Results for ""
Have you ever encountered the word Computer Vision (CV)? Well, it is a computer’s ability to make inferences about a scene.
Now, imagine a transparent glass bowl filled with water on the dining table and a fork leaning against it. As a human, we can easily infer all these things.
Now think of a machine, it can either perceive water in the bowl as a floating plate or fork penetrating the bowl which is actually the case of refraction. The wrong inference in this particular instance may not be a costly affair. On the contrary, what if the machine makes a wrong inference in the case of an autonomous vehicle? – it can be disastrous and can lead to fatal accidents.
Hence, the field calls for a cross-checking mechanism.

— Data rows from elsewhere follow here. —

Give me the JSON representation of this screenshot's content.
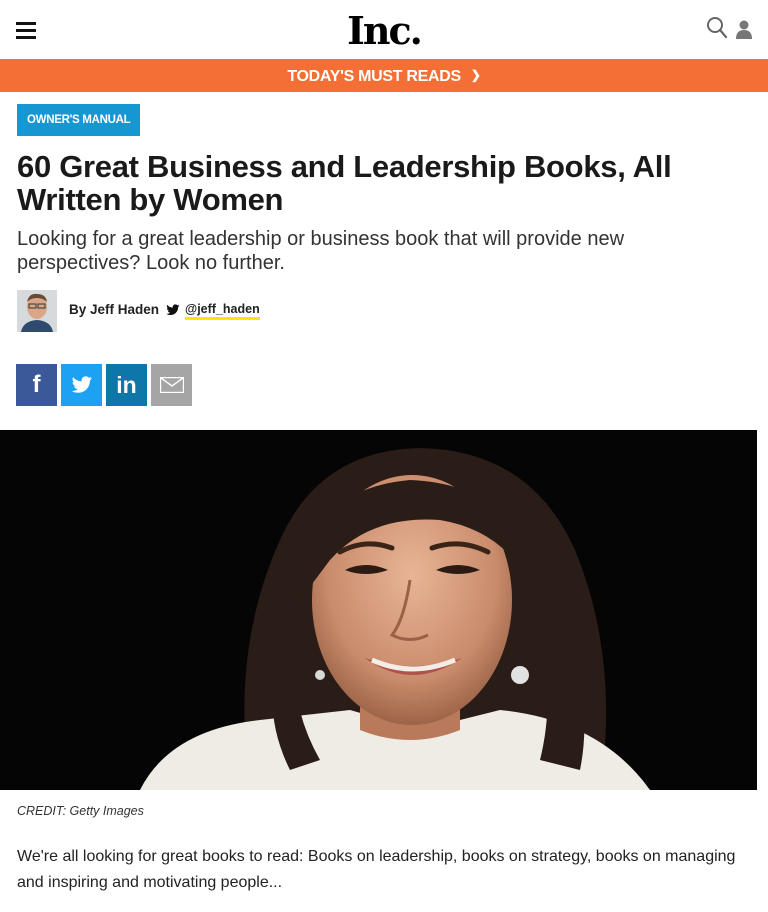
{
  "header": {
    "logo_text": "Inc.",
    "menu_icon": "hamburger-menu-icon",
    "search_icon": "search-icon",
    "user_icon": "user-icon"
  },
  "banner": {
    "label": "TODAY'S MUST READS",
    "chevron": "chevron-down-icon",
    "color": "#f36f36"
  },
  "article": {
    "category": "OWNER'S MANUAL",
    "category_color": "#1797d2",
    "headline": "60 Great Business and Leadership Books, All Written by Women",
    "dek": "Looking for a great leadership or business book that will provide new perspectives? Look no further.",
    "byline": "By Jeff Haden",
    "twitter_handle": "@jeff_haden",
    "credit": "CREDIT: Getty Images",
    "body": "We're all looking for great books to read: Books on leadership, books on strategy, books on managing and inspiring and motivating people..."
  },
  "share": {
    "facebook": "f",
    "twitter": "twitter-icon",
    "linkedin": "in",
    "email": "email-icon",
    "colors": {
      "facebook": "#3b5998",
      "twitter": "#1da1f2",
      "linkedin": "#0e76a8",
      "email": "#a5a5a5"
    }
  }
}
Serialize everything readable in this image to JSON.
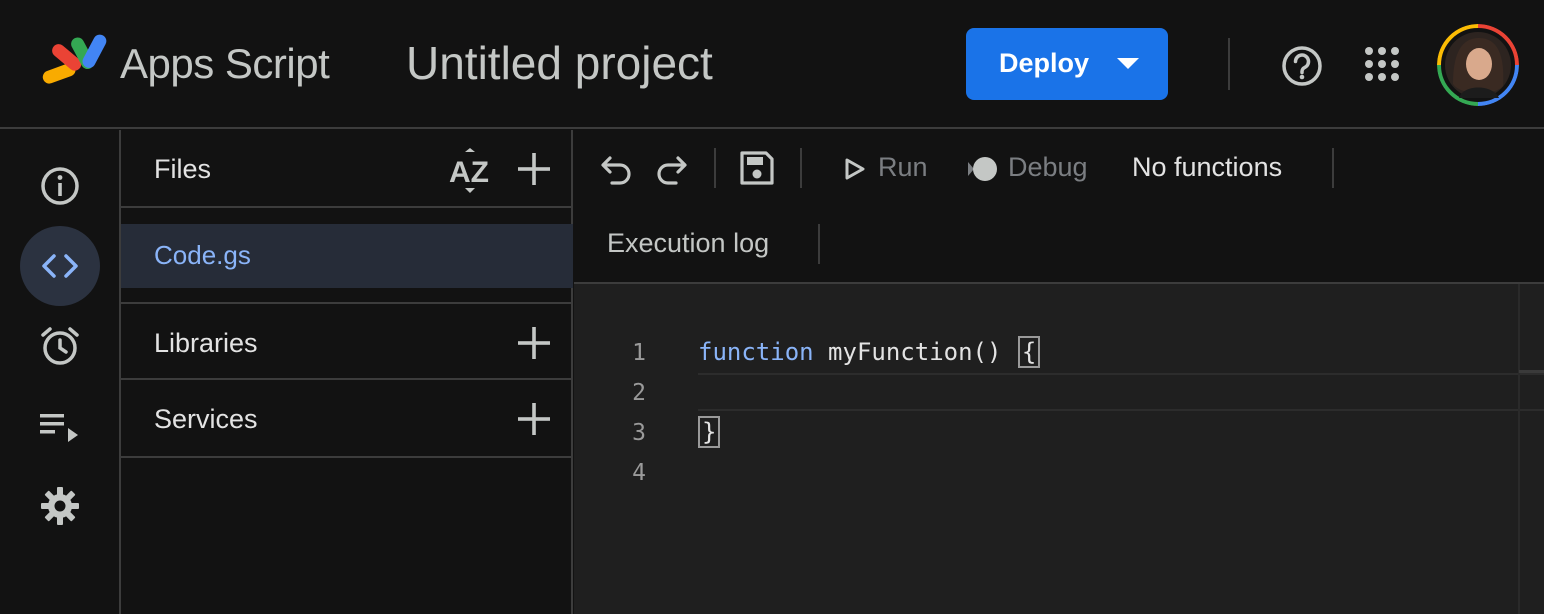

To that end, researchers from MIT introduced a new system 3D Scene Perception via Probabilistic Programming (3DP3). The researchers built the framework using probabilistic programming, an AI approach that enables the system to cross-check detected objects against input data.
It further helps to see if the images recorded from a camera are a likely match to any candidate scene. The Probabilistic inference allows the system to infer whether mismatches are likely due to noise or to errors in the scene interpretation that need to be corrected by further processing.
You might have seen an image flagged as objectionable on a social media platform (image classification), identification of faulty machinery in production houses (object detection), or an autonomous vehicle tracking a pedestrian movement and applying brakes (object tracking) - all these are examples of CV. To be precise, it is a field of artificial intelligence that allows computers and systems to extract useful information from digital photos, videos, and other visual inputs, as well as to undertake actions or make recommendations based on that data.
“If artificial intelligence allows computers to think, computer vision allows them to see, watch, and interpret”
As humans, we can identify and classify objects in an image, we can determine how far an object is and can track its motion in a scene. Similarly, the CV trains machines to perform all these functions with the help of cameras, algorithms and data. As humans, we can also infer what is logical or realistic and are capable to point any error with an image. But machines may fail at this, but why? It is largely due to the lack of common sense in machines.
The newly developed system equips machines to infer anything wrong in an image. This common-sense protection enables the system to detect and fix many of the issues that plague "deep-learning" algorithms used in computer vision. Probabilistic programming also allows you to infer probable contact relationships between objects in a scene and utilise common sense reasoning to predict more precise positions for those things.
“If you don’t know about the contact relationships, then you could say that an object is floating above the table — that would be a valid explanation. As humans, it is obvious to us that this is physically unrealistic and the object resting on top of the table is a more likely pose of the object. Because our reasoning system is aware of this sort of knowledge, it can infer more accurate poses. That is a key insight of this work,” says lead author Nishad Gothoskar, an electrical engineering and computer science (EECS) PhD student with the Probabilistic Computing Project.
This research could improve the effectiveness of computer perception systems that must comprehend complex arrangements of things, such as a robot cleaning a cluttered kitchen, in addition to boosting the safety of self-driving cars.